How you can help those impacted by Hurricane Ian

A satellite image from the National Oceanic and Atmospheric Administration shows Hurricane Ian as it approached Florida.

Hurricane Ian was a monster, assaulting Florida’s west coast with winds of 150 mph and a cataclysmic storm surge. With rescuers struggling to reach those who tried to ride out the storm at home, we don’t yet know the human toll of the storm; the physical damage was almost incalculable, with pre-storm estimates of up to $70 billion in losses, which could cripple Florida’s already-staggering property insurance market.

Ian was one of the worst hurricanes ever to hit the Sunshine State.

And if you have the means — and were spared the brunt of the storm yourself — VoteWater asks that you do what you can to help.
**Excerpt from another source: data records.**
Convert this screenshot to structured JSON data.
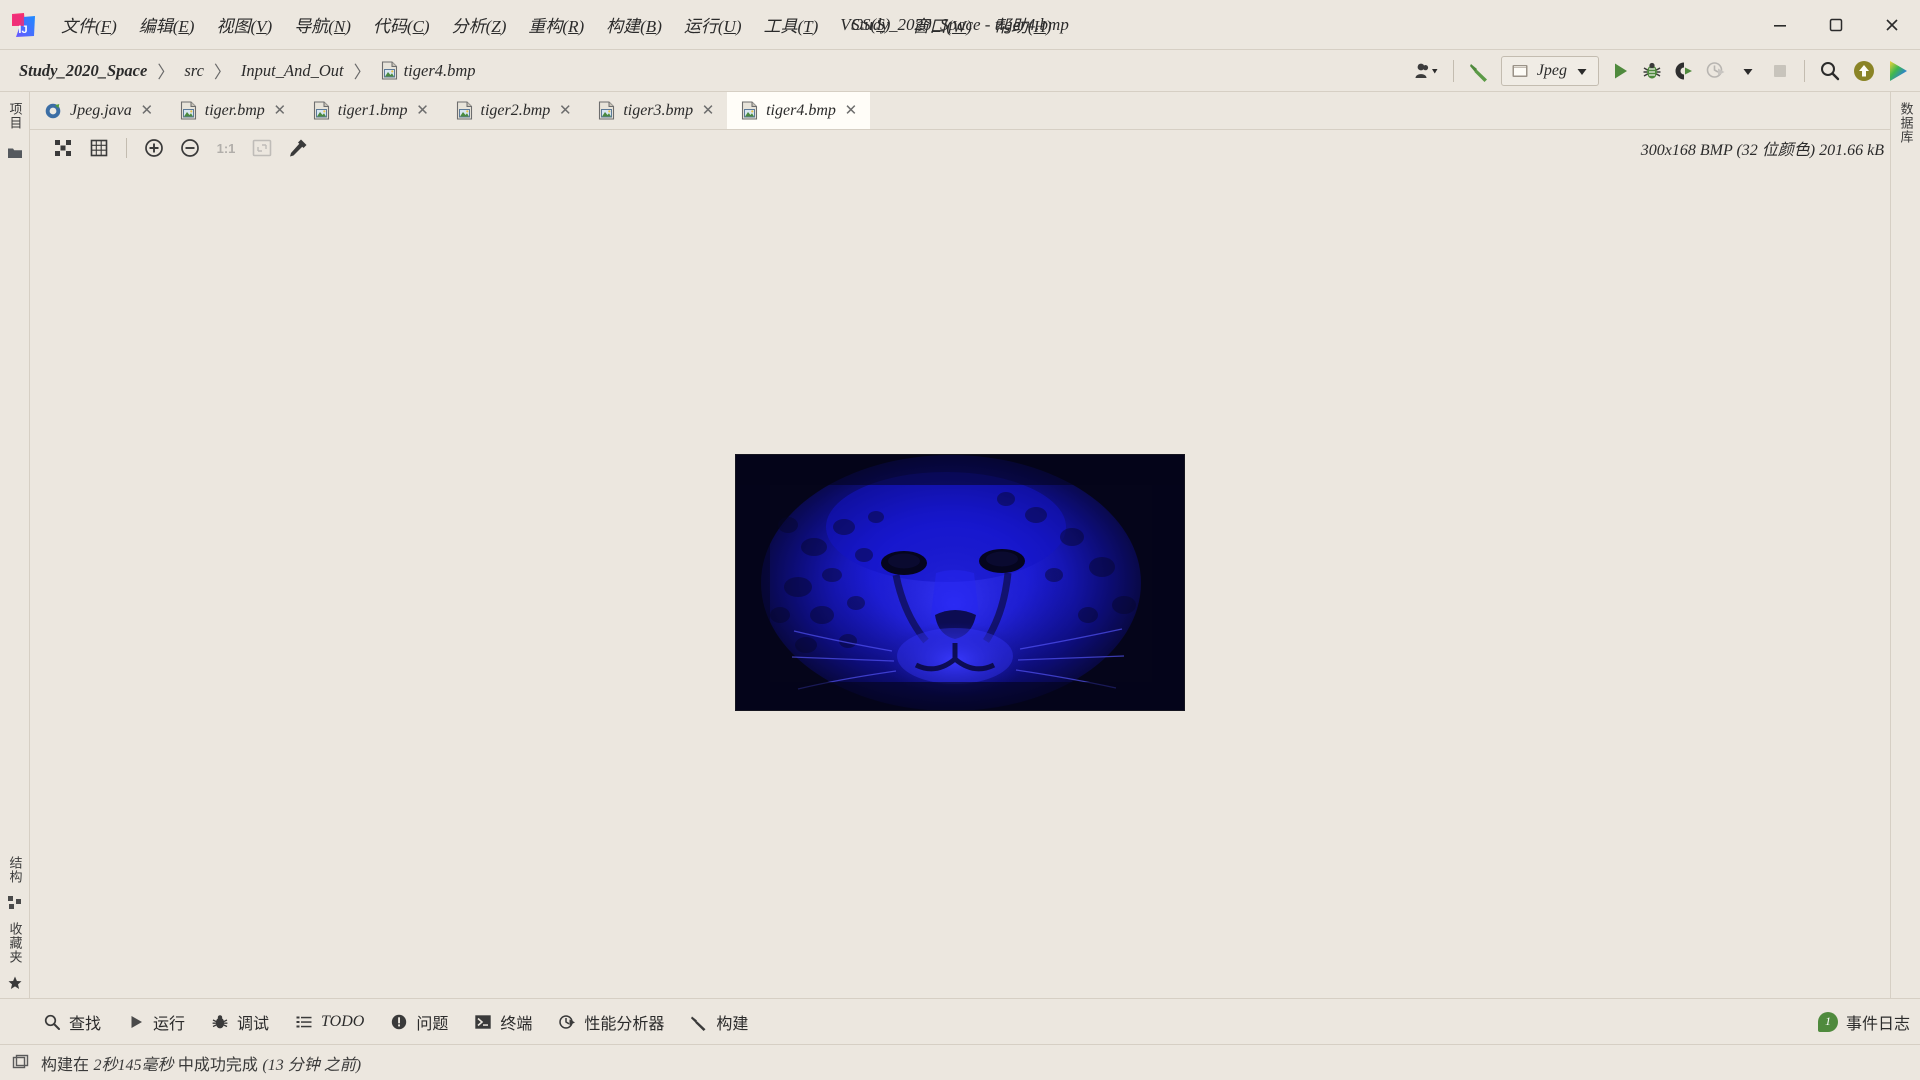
{
  "window": {
    "title": "Study_2020_Space - tiger4.bmp",
    "logo_name": "intellij-idea-logo",
    "controls": [
      {
        "name": "minimize-button",
        "glyph": "minimize-icon"
      },
      {
        "name": "maximize-button",
        "glyph": "maximize-icon"
      },
      {
        "name": "close-button",
        "glyph": "close-icon"
      }
    ]
  },
  "menubar": {
    "items": [
      {
        "label": "文件",
        "mnemonic": "F",
        "name": "menu-file"
      },
      {
        "label": "编辑",
        "mnemonic": "E",
        "name": "menu-edit"
      },
      {
        "label": "视图",
        "mnemonic": "V",
        "name": "menu-view"
      },
      {
        "label": "导航",
        "mnemonic": "N",
        "name": "menu-navigate"
      },
      {
        "label": "代码",
        "mnemonic": "C",
        "name": "menu-code"
      },
      {
        "label": "分析",
        "mnemonic": "Z",
        "name": "menu-analyze"
      },
      {
        "label": "重构",
        "mnemonic": "R",
        "name": "menu-refactor"
      },
      {
        "label": "构建",
        "mnemonic": "B",
        "name": "menu-build"
      },
      {
        "label": "运行",
        "mnemonic": "U",
        "name": "menu-run"
      },
      {
        "label": "工具",
        "mnemonic": "T",
        "name": "menu-tools"
      },
      {
        "label": "VCS",
        "mnemonic": "S",
        "name": "menu-vcs"
      },
      {
        "label": "窗口",
        "mnemonic": "W",
        "name": "menu-window"
      },
      {
        "label": "帮助",
        "mnemonic": "H",
        "name": "menu-help"
      }
    ]
  },
  "breadcrumb": {
    "separator": "〉",
    "items": [
      {
        "label": "Study_2020_Space",
        "name": "breadcrumb-project",
        "bold": true,
        "icon": null
      },
      {
        "label": "src",
        "name": "breadcrumb-src",
        "bold": false,
        "icon": null
      },
      {
        "label": "Input_And_Out",
        "name": "breadcrumb-package",
        "bold": false,
        "icon": null
      },
      {
        "label": "tiger4.bmp",
        "name": "breadcrumb-file",
        "bold": false,
        "icon": "image-file-icon"
      }
    ]
  },
  "toolbar": {
    "account_button": {
      "name": "account-button",
      "icon": "user-icon"
    },
    "build_button": {
      "name": "build-hammer-button",
      "icon": "hammer-icon"
    },
    "run_config": {
      "label": "Jpeg",
      "name": "run-configuration-selector",
      "icon": "run-config-icon",
      "chevron": "chevron-down-icon"
    },
    "buttons": [
      {
        "name": "run-button",
        "icon": "play-icon",
        "enabled": true
      },
      {
        "name": "debug-button",
        "icon": "bug-icon",
        "enabled": true
      },
      {
        "name": "run-with-coverage-button",
        "icon": "coverage-icon",
        "enabled": true
      },
      {
        "name": "profile-button",
        "icon": "profiler-clock-icon",
        "enabled": false
      },
      {
        "name": "profile-dropdown",
        "icon": "chevron-down-icon",
        "enabled": true
      },
      {
        "name": "stop-button",
        "icon": "stop-square-icon",
        "enabled": false
      },
      {
        "name": "search-everywhere-button",
        "icon": "search-icon",
        "enabled": true
      },
      {
        "name": "update-project-button",
        "icon": "update-arrow-up-icon",
        "enabled": true
      },
      {
        "name": "ide-feature-button",
        "icon": "colorful-play-icon",
        "enabled": true
      }
    ]
  },
  "left_rail": {
    "top": [
      {
        "label": "项目",
        "name": "tool-window-project"
      }
    ],
    "top_icons": [
      {
        "name": "project-files-icon"
      }
    ],
    "bottom": [
      {
        "label": "结构",
        "name": "tool-window-structure"
      },
      {
        "label": "收藏夹",
        "name": "tool-window-favorites"
      }
    ]
  },
  "right_rail": {
    "items": [
      {
        "label": "数据库",
        "name": "tool-window-database"
      }
    ]
  },
  "tabs": [
    {
      "label": "Jpeg.java",
      "name": "editor-tab-jpeg-java",
      "icon": "java-class-icon",
      "active": false,
      "close": "✕"
    },
    {
      "label": "tiger.bmp",
      "name": "editor-tab-tiger-bmp",
      "icon": "image-file-icon",
      "active": false,
      "close": "✕"
    },
    {
      "label": "tiger1.bmp",
      "name": "editor-tab-tiger1-bmp",
      "icon": "image-file-icon",
      "active": false,
      "close": "✕"
    },
    {
      "label": "tiger2.bmp",
      "name": "editor-tab-tiger2-bmp",
      "icon": "image-file-icon",
      "active": false,
      "close": "✕"
    },
    {
      "label": "tiger3.bmp",
      "name": "editor-tab-tiger3-bmp",
      "icon": "image-file-icon",
      "active": false,
      "close": "✕"
    },
    {
      "label": "tiger4.bmp",
      "name": "editor-tab-tiger4-bmp",
      "icon": "image-file-icon",
      "active": true,
      "close": "✕"
    }
  ],
  "image_editor": {
    "toolbar": [
      {
        "name": "toggle-transparency-chessboard-button",
        "icon": "checkerboard-icon",
        "enabled": true
      },
      {
        "name": "toggle-grid-button",
        "icon": "grid-icon",
        "enabled": true
      },
      {
        "name": "zoom-in-button",
        "icon": "zoom-in-icon",
        "enabled": true
      },
      {
        "name": "zoom-out-button",
        "icon": "zoom-out-icon",
        "enabled": true
      },
      {
        "name": "actual-size-button",
        "icon": "one-to-one-icon",
        "label": "1:1",
        "enabled": false
      },
      {
        "name": "fit-to-window-button",
        "icon": "fit-window-icon",
        "enabled": false
      },
      {
        "name": "color-picker-button",
        "icon": "eyedropper-icon",
        "enabled": true
      }
    ],
    "info": "300x168  BMP  (32 位颜色)  201.66 kB",
    "file_name": "tiger4.bmp",
    "dimensions": "300x168",
    "format": "BMP",
    "color_depth": "32 位颜色",
    "file_size": "201.66 kB",
    "image_alt": "dark-blue-tinted-leopard-face-photo"
  },
  "bottom_bar": {
    "items": [
      {
        "label": "查找",
        "name": "tool-window-find",
        "icon": "search-icon",
        "italic": false
      },
      {
        "label": "运行",
        "name": "tool-window-run",
        "icon": "play-icon",
        "italic": false
      },
      {
        "label": "调试",
        "name": "tool-window-debug",
        "icon": "bug-icon",
        "italic": false
      },
      {
        "label": "TODO",
        "name": "tool-window-todo",
        "icon": "list-icon",
        "italic": true
      },
      {
        "label": "问题",
        "name": "tool-window-problems",
        "icon": "exclamation-circle-icon",
        "italic": false
      },
      {
        "label": "终端",
        "name": "tool-window-terminal",
        "icon": "terminal-icon",
        "italic": false
      },
      {
        "label": "性能分析器",
        "name": "tool-window-profiler",
        "icon": "profiler-clock-icon",
        "italic": false
      },
      {
        "label": "构建",
        "name": "tool-window-build",
        "icon": "hammer-icon",
        "italic": false
      }
    ],
    "event_log": {
      "label": "事件日志",
      "name": "event-log-button",
      "badge": "1"
    }
  },
  "statusbar": {
    "icon": "status-window-icon",
    "text_parts": [
      "构建在 ",
      "2秒145毫秒",
      " 中成功完成 ",
      "(13 分钟 之前)"
    ],
    "text": "构建在 2秒145毫秒 中成功完成 (13 分钟 之前)"
  },
  "colors": {
    "background": "#ece7df",
    "tab_active": "#fffdf8",
    "border": "#d6cfc4",
    "accent_green": "#4f8a3d",
    "text": "#2b2b2b",
    "image_blue": "#1a1ae0",
    "image_dark": "#07071e"
  }
}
The Tampa Bay Times published a smart list of practical tips regarding yard debris, food, shelter and more at this link. The Times also published an extremely helpful article on “What to do if Hurricane Ian damages your home.”

And though the storm has passed the impacts haven’t; Lake Okeechobee stood at 13.10 feet before Ian’s arrival; as of 9 a.m. Thursday morning it had risen to 13.60 feet, in part due to back-pumping to keep the canals low enough to protect the cities of Belle Glade and South Bay. Officials with the South Florida Water Management District say the storm could ultimately cause the lake to rise to 15 feet. 

Ian has passed — but the effects are going to be with Florida for a long time to come.